Age-related changes in salivary gland-associated oral immune markers and effects of epigallocatechin gallate in male C57BL/6J mice

Aging compromises oral mucosal immunity and is increasingly discussed within the clinical concept of oral frailty, a transitional state between healthy oral function and overt functional decline that is associated with adverse health outcomes. Oral frailty is operationalized using multi-item criteria that include not only tooth loss and impaired mastication/swallowing but also subjective dry mouth, making salivary dysfunction a clinically relevant component of the syndrome (Tanaka et al., 2018, Tanaka et al., 2024). The salivary glands and saliva play central roles in oral host defense: antimicrobial peptides, such as β-defensins (DEFB1/DEFB2) and secretory immunoglobulin A (IgA), contribute to epithelial integrity and microbiota regulation. Although immunosenescence and inflammaging are known to influence mucosal immunity, organ-specific effects within the oral cavity—and their relationship to measurable salivary biomarkers—remain incompletely characterized (Mittelbrunn and Kroemer, 2021, Palmer et al., 2018).

Immune-regulatory receptors, including programmed cell death 1 (PD-1), cytotoxic T-lymphocyte-associated protein 4 (CTLA-4), and lymphocyte-activation gene 3 (LAG-3), modulate activation thresholds and functional persistence of lymphocytes and are increasingly viewed as part of age-associated immune remodeling, in which chronic low-grade inflammation and altered antigenic experience reshape mucosal immune balance (Darvin et al., 2018, Li et al., 2019, Mittelbrunn and Kroemer, 2021, Qin et al., 2019). In the present study, we quantified checkpoint-related transcripts in whole salivary gland tissue as exploratory tissue-level immune-regulatory markers in the context of aging. This approach is intended to capture integrated tissue-level immune-regulatory status without implying cell type-specific localization. Salivary glands comprise multiple epithelial and immune cell populations; single-cell transcriptomic atlases highlight marked cellular heterogeneity, underscoring that bulk-tissue measurements reflect integrated tissue-level signals rather than cell type-specific localization (Hauser et al., 2020).

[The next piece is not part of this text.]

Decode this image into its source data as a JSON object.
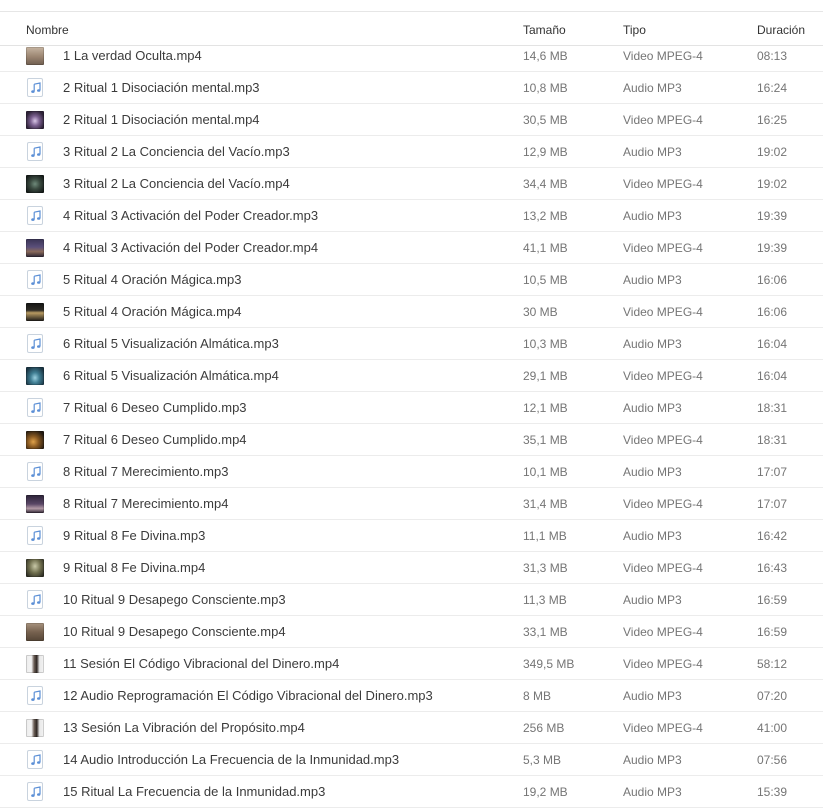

Dietary polyphenols can modulate epithelial host-defense programs, providing a plausible strategy for reinforcing oral barrier function in aging. In gingival epithelial cells, green tea extract and its major catechin EGCG stimulate human β-defensin secretion and protect defensins from proteolytic degradation by periodontal pathogens, supporting a direct mechanistic link between catechins and epithelial antimicrobial defense (Lombardo Bedran et al., 2014). Green tea catechins also enhance gingival epithelial barrier integrity and protect against pathogen-driven disruption, consistent with a broader barrier-supporting effect in the oral mucosa (Lagha et al., 2018). In infection-related contexts, EGCG can induce defensin responses (e.g., DEFB3) via MAPK signaling, further supporting its capacity to modulate antimicrobial peptide pathways (Mou et al., 2020). EGCG has also been reported to counteract drug-associated suppression of epithelial defensin programs in epithelial models, supporting the plausibility of restoring host-defense markers under mucosal stress (Takahashi et al., 2014). Building on this rationale and our previous research on oral biomarkers, we demonstrated that salivary IgA levels reflect intestinal IgA responses during mucosal injury induced by an oral anticancer agent (afatinib), supporting saliva as a practical proxy matrix for monitoring mucosal immune changes (Uemura et al., 2025). We also reported that dietary modulation can enhance oral immune markers in vivo, supporting the feasibility of targeting oral defenses via nutritional interventions (Uemura et al., 2024b).

We hypothesized that aging leads to measurable impairment of salivary gland-associated oral defense markers, reflected by alterations in salivary flow, protein output, Defb1/Defb2 expression, and salivary IgA, and that EGCG ameliorates these changes (Liu et al., 2021, Mittelbrunn and Kroemer, 2021, Palmer et al., 2018). To test this hypothesis, we compared young and aged mice and evaluated whether oral EGCG administration modulates (i) salivary secretion and protein output, (ii) Defb1/Defb2 expression in salivary tissues, and (iii) IgA-related markers. In addition, we quantified checkpoint-related transcripts (Pd-1, Ctla-4, Lag-3) in whole salivary gland tissue as exploratory tissue-level immune-regulatory markers in aging, without attributing changes to specific cell populations (Yun et al., 2010).